We were first in line at the airline counter when it opened for business at 4:00 am, where Norberto argued in Spanish with the desk agent for half an hour to get the seats he wanted. I must admit, it worked. I sat in an exit aisle and had plenty of leg room.

The 2 and a half hour flight to Panama was uneventful, other than the argument Norberto had in Spanish with the gate agent in Panama to ensure that we got the seats he wanted. Once again, Norberto came through, and I enjoyed the same exit aisle seat for the 7-hour flight to Buenos Aires.

When we arrived, we were met by his cousin, who is also named Norberto. Norberto number two helped us load our luggage into the car, then drove us on a picturesque route through the evening streets of Buenos Aires, at approximately 95 miles an hour.

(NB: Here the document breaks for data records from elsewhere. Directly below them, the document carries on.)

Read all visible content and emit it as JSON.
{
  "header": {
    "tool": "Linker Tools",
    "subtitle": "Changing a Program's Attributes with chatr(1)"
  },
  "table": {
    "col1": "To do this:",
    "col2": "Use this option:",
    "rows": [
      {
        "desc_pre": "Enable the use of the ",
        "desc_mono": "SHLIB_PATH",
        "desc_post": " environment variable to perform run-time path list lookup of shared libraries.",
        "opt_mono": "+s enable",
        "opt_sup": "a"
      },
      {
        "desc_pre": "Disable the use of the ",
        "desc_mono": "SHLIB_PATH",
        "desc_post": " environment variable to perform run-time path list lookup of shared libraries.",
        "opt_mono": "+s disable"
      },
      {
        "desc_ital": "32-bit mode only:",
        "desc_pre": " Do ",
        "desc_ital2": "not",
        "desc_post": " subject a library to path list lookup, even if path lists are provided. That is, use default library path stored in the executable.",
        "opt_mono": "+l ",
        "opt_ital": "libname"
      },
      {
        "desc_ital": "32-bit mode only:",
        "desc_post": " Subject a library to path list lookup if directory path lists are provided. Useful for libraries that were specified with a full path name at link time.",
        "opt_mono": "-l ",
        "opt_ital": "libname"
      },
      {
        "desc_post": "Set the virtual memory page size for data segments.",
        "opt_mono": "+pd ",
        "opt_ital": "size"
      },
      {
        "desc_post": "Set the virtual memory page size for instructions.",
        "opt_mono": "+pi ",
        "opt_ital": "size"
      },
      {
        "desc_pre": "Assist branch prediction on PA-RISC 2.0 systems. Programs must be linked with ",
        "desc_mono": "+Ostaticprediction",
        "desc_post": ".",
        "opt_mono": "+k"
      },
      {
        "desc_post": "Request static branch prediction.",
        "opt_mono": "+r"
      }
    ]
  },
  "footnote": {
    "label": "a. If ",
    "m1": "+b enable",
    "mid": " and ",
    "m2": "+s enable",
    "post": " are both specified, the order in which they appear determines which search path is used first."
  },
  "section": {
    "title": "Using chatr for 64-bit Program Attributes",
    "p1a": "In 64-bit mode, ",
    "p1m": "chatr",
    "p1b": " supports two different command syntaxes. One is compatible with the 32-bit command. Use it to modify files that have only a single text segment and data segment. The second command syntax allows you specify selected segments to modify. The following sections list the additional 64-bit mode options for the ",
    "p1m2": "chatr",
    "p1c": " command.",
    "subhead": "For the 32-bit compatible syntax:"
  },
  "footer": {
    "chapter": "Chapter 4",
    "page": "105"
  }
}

We wove in terrifying patterns through the traffic, occasionally occupying a lane with another vehicle. We were never farther than 6 inches from another car, bus or truck. Norberto flicked his headlights and tooted his horn at random intervals, made casual conversation in broken English, careened recklessly through intersections, pointed out historic landmarks, and steered with his knees while lighting a cigarette. When we arrived at our apartment, I was a whimpering wreck. For 10 hours I had been hurtling through the atmosphere at half the speed of sound, but I was never so terrified as I was when riding in a car with either Norberto behind the wheel.